The present invention relates to a method and apparatus for controlling the traversing frequency in a yarn winding system, and in particular it relates to a method and apparatus for controlling the traversing frequency in a yarn winding system used in the production of yarn packages of synthetic fibers. More particularly, the invention relates to a method and apparatus for winding a yarn into a cross-wound package, and wherein the formation of undesirable ribbons is avoided.
When winding a yarn on a rotating tube, the yarn is constantly traversed along the length of the tube, so as to achieve a uniform distribution of the yarn on the tube, and to ensure a satisfactory strength of the yarn package being formed. The strength of the yarn package is of especially great importance for its transportation. The quality of traversing the yarn influences likewise the unwinding of the yarn package. In addition, the quality of the yarn package is rated by its wound structure.
During the winding, the traversing of the yarn is subjected to so-called laws of traverse. Basically, these laws of traverse distinguish between a random wind and a precision wind. In a random wind, the yarn is traversed substantially at a constant frequency, while it is being wound, which leads at a substantially constant speed of the advancing yarn to constant angles, at which the yarn is deposited on the package. In a precision wind, the frequency of the reciprocating movement (traverse) is tied to the speed of the package which slows down continuously during the winding process at a constant speed of the advancing yarn.

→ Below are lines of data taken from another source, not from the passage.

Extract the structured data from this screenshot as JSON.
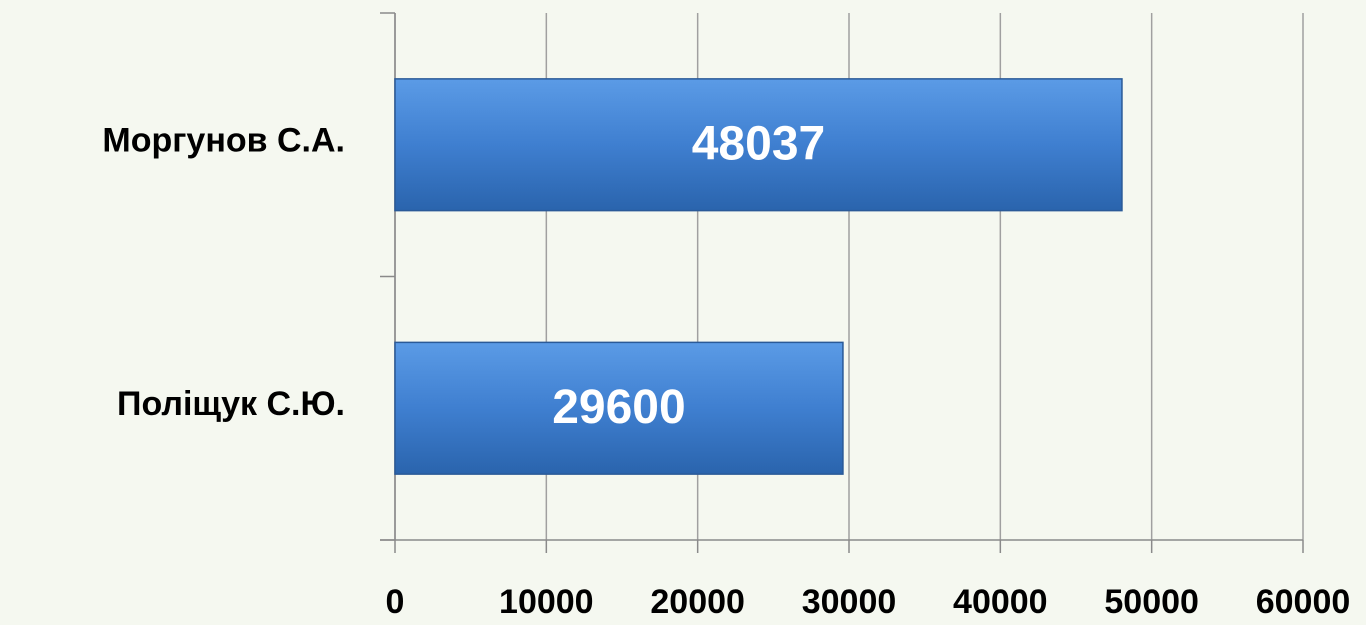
{
  "chart_data": {
    "type": "bar",
    "orientation": "horizontal",
    "categories": [
      "Моргунов С.А.",
      "Поліщук С.Ю."
    ],
    "values": [
      48037,
      29600
    ],
    "color": "#3f7fd0",
    "xlim": [
      0,
      60000
    ],
    "xticks": [
      0,
      10000,
      20000,
      30000,
      40000,
      50000,
      60000
    ],
    "grid": true,
    "data_labels": true
  }
}
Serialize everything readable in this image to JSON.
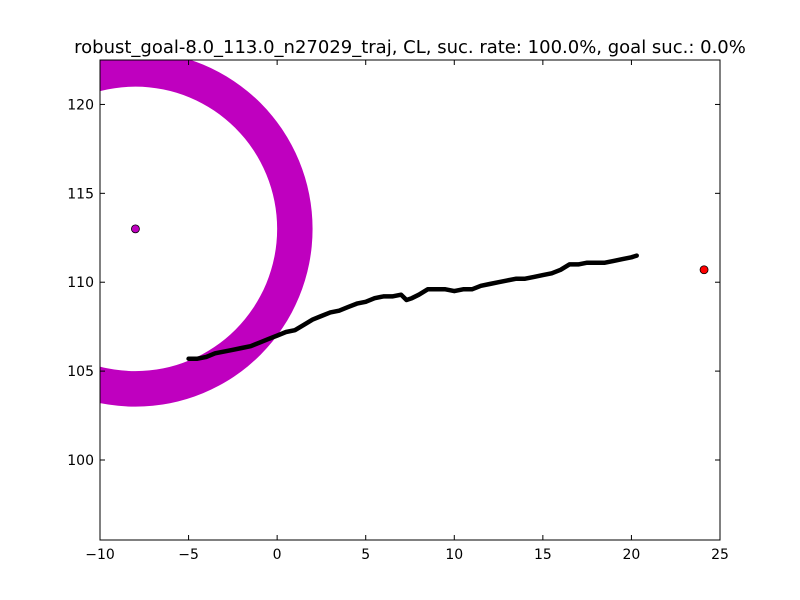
{
  "chart_data": {
    "type": "line",
    "title": "robust_goal-8.0_113.0_n27029_traj, CL, suc. rate: 100.0%, goal suc.: 0.0%",
    "xlabel": "",
    "ylabel": "",
    "xlim": [
      -10,
      25
    ],
    "ylim": [
      95.5,
      122.5
    ],
    "x_ticks": [
      -10,
      -5,
      0,
      5,
      10,
      15,
      20,
      25
    ],
    "y_ticks": [
      100,
      105,
      110,
      115,
      120
    ],
    "grid": false,
    "legend": "none",
    "goal_region": {
      "center": [
        -8.0,
        113.0
      ],
      "inner_radius": 8.0,
      "outer_radius": 10.0,
      "color": "#bf00bf"
    },
    "goal_point": {
      "x": -8.0,
      "y": 113.0,
      "color": "#bf00bf"
    },
    "end_point": {
      "x": 24.1,
      "y": 110.7,
      "color": "#ff0000"
    },
    "series": [
      {
        "color": "#000000",
        "x": [
          -5.0,
          -4.5,
          -4.0,
          -3.5,
          -3.0,
          -2.5,
          -2.0,
          -1.5,
          -1.0,
          -0.5,
          0.0,
          0.5,
          1.0,
          1.5,
          2.0,
          2.5,
          3.0,
          3.5,
          4.0,
          4.5,
          5.0,
          5.5,
          6.0,
          6.5,
          7.0,
          7.3,
          7.6,
          8.0,
          8.5,
          9.0,
          9.5,
          10.0,
          10.5,
          11.0,
          11.5,
          12.0,
          12.5,
          13.0,
          13.5,
          14.0,
          14.5,
          15.0,
          15.5,
          16.0,
          16.5,
          17.0,
          17.5,
          18.0,
          18.5,
          19.0,
          19.5,
          20.0,
          20.3
        ],
        "y": [
          105.7,
          105.7,
          105.8,
          106.0,
          106.1,
          106.2,
          106.3,
          106.4,
          106.6,
          106.8,
          107.0,
          107.2,
          107.3,
          107.6,
          107.9,
          108.1,
          108.3,
          108.4,
          108.6,
          108.8,
          108.9,
          109.1,
          109.2,
          109.2,
          109.3,
          109.0,
          109.1,
          109.3,
          109.6,
          109.6,
          109.6,
          109.5,
          109.6,
          109.6,
          109.8,
          109.9,
          110.0,
          110.1,
          110.2,
          110.2,
          110.3,
          110.4,
          110.5,
          110.7,
          111.0,
          111.0,
          111.1,
          111.1,
          111.1,
          111.2,
          111.3,
          111.4,
          111.5
        ]
      }
    ]
  }
}
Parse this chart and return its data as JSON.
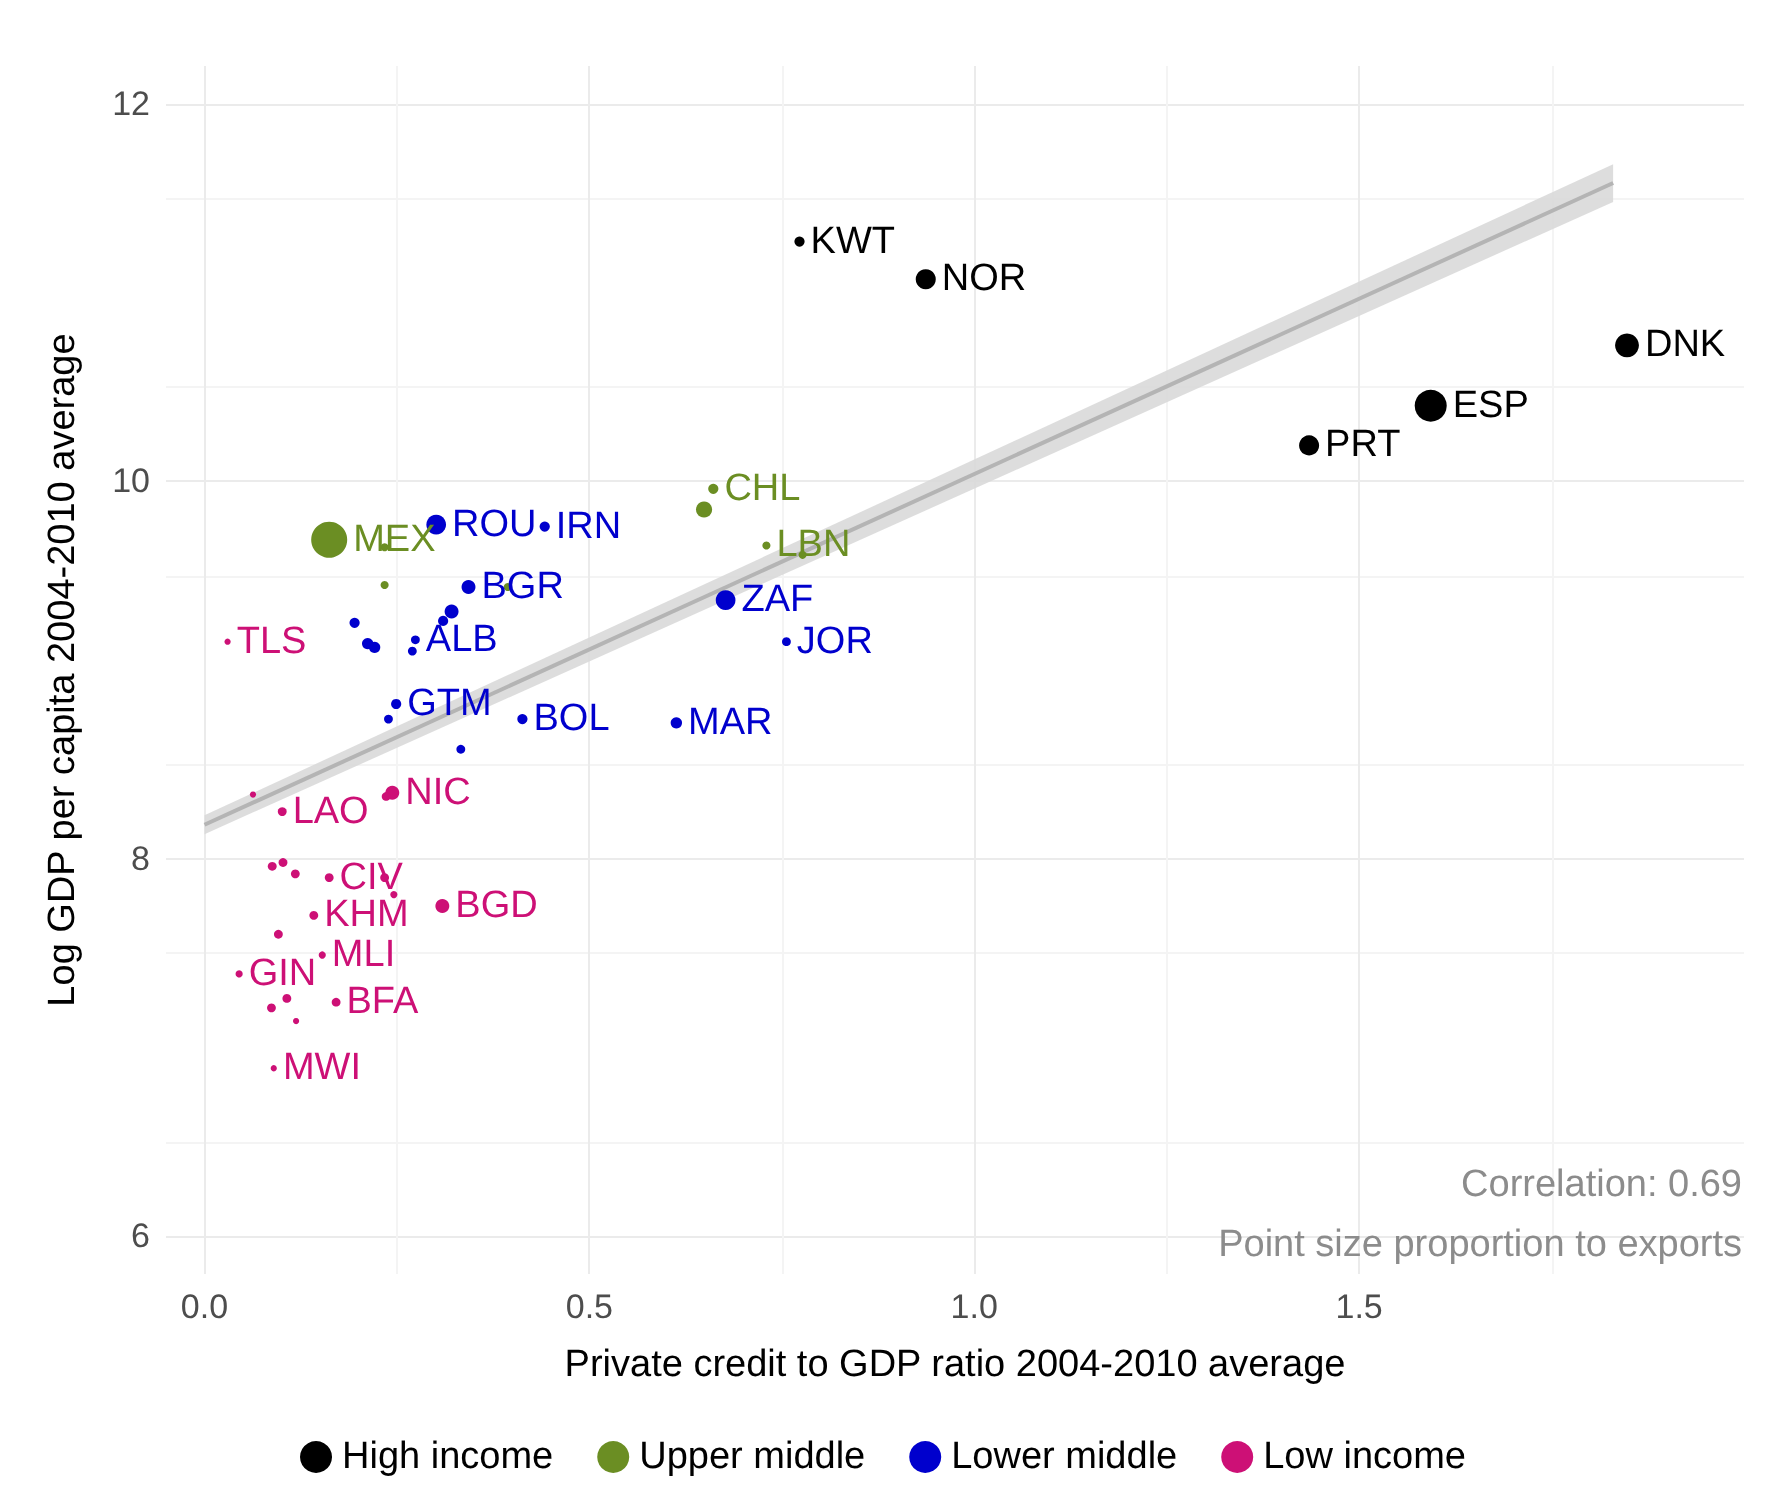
{
  "chart_data": {
    "type": "bubble",
    "xlabel": "Private credit to GDP ratio 2004-2010 average",
    "ylabel": "Log GDP per capita 2004-2010 average",
    "xlim": [
      -0.05,
      2.0
    ],
    "xticks": [
      {
        "value": 0,
        "label": "0.0"
      },
      {
        "value": 0.5,
        "label": "0.5"
      },
      {
        "value": 1,
        "label": "1.0"
      },
      {
        "value": 1.5,
        "label": "1.5"
      }
    ],
    "ylim": [
      5.8,
      12.2
    ],
    "yticks": [
      6,
      8,
      10,
      12
    ],
    "grid": true,
    "legend": "bottom",
    "annotations": [
      "Correlation: 0.69",
      "Point size proportion to exports"
    ],
    "series": [
      {
        "name": "High income",
        "color": "#000000",
        "x": [
          0.773,
          0.937,
          1.848,
          1.593,
          1.435
        ],
        "values": [
          11.27,
          11.07,
          10.72,
          10.4,
          10.19
        ],
        "sizes": [
          0.08,
          0.31,
          0.44,
          0.79,
          0.31
        ],
        "marker": "circle",
        "value_labels": [
          "KWT",
          "NOR",
          "DNK",
          "ESP",
          "PRT"
        ]
      },
      {
        "name": "Upper middle",
        "color": "#6b8e23",
        "x": [
          0.162,
          0.234,
          0.234,
          0.394,
          0.661,
          0.649,
          0.73,
          0.777
        ],
        "values": [
          9.69,
          9.65,
          9.45,
          9.44,
          9.96,
          9.85,
          9.66,
          9.61
        ],
        "sizes": [
          1,
          0.05,
          0.05,
          0.05,
          0.08,
          0.2,
          0.05,
          0.05
        ],
        "marker": "circle",
        "value_labels": [
          "MEX",
          null,
          null,
          null,
          "CHL",
          null,
          "LBN",
          null
        ]
      },
      {
        "name": "Lower middle",
        "color": "#0000cd",
        "x": [
          0.301,
          0.442,
          0.343,
          0.321,
          0.31,
          0.274,
          0.27,
          0.195,
          0.212,
          0.221,
          0.249,
          0.239,
          0.413,
          0.333,
          0.677,
          0.756,
          0.613
        ],
        "values": [
          9.77,
          9.76,
          9.44,
          9.31,
          9.26,
          9.16,
          9.1,
          9.25,
          9.14,
          9.12,
          8.82,
          8.74,
          8.74,
          8.58,
          9.37,
          9.15,
          8.72
        ],
        "sizes": [
          0.3,
          0.08,
          0.15,
          0.15,
          0.08,
          0.06,
          0.06,
          0.08,
          0.1,
          0.1,
          0.08,
          0.06,
          0.08,
          0.06,
          0.3,
          0.06,
          0.1
        ],
        "marker": "circle",
        "value_labels": [
          "ROU",
          "IRN",
          "BGR",
          null,
          null,
          "ALB",
          null,
          null,
          null,
          null,
          "GTM",
          null,
          "BOL",
          null,
          "ZAF",
          "JOR",
          "MAR"
        ]
      },
      {
        "name": "Low income",
        "color": "#cd1076",
        "x": [
          0.03,
          0.063,
          0.244,
          0.236,
          0.101,
          0.088,
          0.102,
          0.118,
          0.162,
          0.234,
          0.246,
          0.309,
          0.142,
          0.096,
          0.153,
          0.045,
          0.087,
          0.107,
          0.119,
          0.171,
          0.09
        ],
        "values": [
          9.15,
          8.34,
          8.35,
          8.33,
          8.25,
          7.96,
          7.98,
          7.92,
          7.9,
          7.9,
          7.81,
          7.75,
          7.7,
          7.6,
          7.49,
          7.39,
          7.21,
          7.26,
          7.14,
          7.24,
          6.89
        ],
        "sizes": [
          0.03,
          0.03,
          0.15,
          0.06,
          0.06,
          0.06,
          0.06,
          0.06,
          0.06,
          0.06,
          0.04,
          0.15,
          0.06,
          0.06,
          0.04,
          0.04,
          0.06,
          0.06,
          0.03,
          0.06,
          0.03
        ],
        "marker": "circle",
        "value_labels": [
          "TLS",
          null,
          "NIC",
          null,
          "LAO",
          null,
          null,
          null,
          "CIV",
          null,
          null,
          "BGD",
          "KHM",
          null,
          "MLI",
          "GIN",
          null,
          null,
          null,
          "BFA",
          "MWI"
        ]
      },
      {
        "type": "line",
        "marker": "none",
        "color": "#b4b4b4",
        "x": [
          0,
          1.83
        ],
        "values": [
          8.18,
          11.58
        ],
        "lower": [
          8.13,
          11.48
        ],
        "upper": [
          8.23,
          11.68
        ]
      }
    ]
  }
}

For many applications, the random wind is preferred because of the constant angle at which the yarn is deposited. However, the random wind has the disadvantage that so-called ribbons or patterns form during the winding operation. Ribbons will develop, when the ratio of the package speed to the traversing frequency results in an integer. Since the speed of the package decreases continuously during the winding process, such a condition may occur several times during the winding operation. As a result of the integral ratio of the frequencies, the yarn traversing mechanism deposits the yarn over several rotations of the package in the same location, i.e., over several rotations the advancing yarn comes to lie directly above the just previously wound yarn, and then slips off toward one side. This leads to a disorderly winding of the yarn, and is as such an undesired behavior.
Methods of winding a yarn to a cross-wound package are disclosed in U.S. Pat. Nos. 4,504,024 and 4,697,753. Both methods serve to avoid critical winding situations.
Critical winding situations include primarily those in which the spindle speed and the traversing frequency form an integral ratio or a ratio broken by a small integer. These situations are named pattern or "ribbon" formation. A so-called ribbon represents not only a major interference with the package buildup, but may also lead to an interruption of the winding process and to a destruction of the takeup machine by occurring imbalances.
It has shown that even in the case of a nonintegral wind ratio or wind ratios, which are not broken by a small integer (2, 3, 4 . . . ), ribbon situations or ribbon-like situations may still occur. These situations are in part process-dependent and unforeseeable. To avoid the ribbon formation in the first-mentioned case, the traversing motion is controlled in particular as a function of the wind ratios which occur during the winding of a cross-wound package. In this instance, they represent so-called "ribbon values", which announce their arrival by the ratio of spindle speed to traversing frequency. In the second case, it is a control of the traversing motion as a function of a predetermined traversing program.
In the simplest case, such a traversing program includes a predetermined traversing speed. Such a predetermined traversing speed may also be superposed by fluctuations (wobbling). In the method disclosed in U.S. Pat. No. 4,697,753, the traversing speed does not remain constant, but varies between an upper limit and a lower limit in accordance with a predetermined regularity, it being likewise possible that the upper limit and the lower limit change during the winding of a cross-wound package (winding cycle).
Described in BARMAG Publication No. 31 (9/1991), pp. 36-38, are several methods of avoiding ribbon formations. In a method described as ribbonfree random winding, the ribbons are skipped or jumped by switching the traversing frequency. Intermediate ribbons may be bypassed only by an additional wobbling. In a wobbling, the traversing frequency fluctuates about a mean traversing frequency.
In the described methods, the instant and the height of the jump are calculated from the ratio of speed to traversing frequency. Since the negative effects of a ribbon show not only at an exactly integral ratio, but also in a region outside the exactly integral ratio, the calculation of the time to jump requires that an adequate distance from the ribbon be assured. However, because of the continuously decreasing package speed and because of the fact that the builds of two packages are never identical, the calculated time of the jump frequently does not coincide with an optimal time of the jump.
It is therefore the object of the present invention to provide a method and apparatus for controlling the traversing frequency and possibly other parameters of the winding process, which allows undesired winding situations that are to be expected in the course of a winding process to be reliably avoided.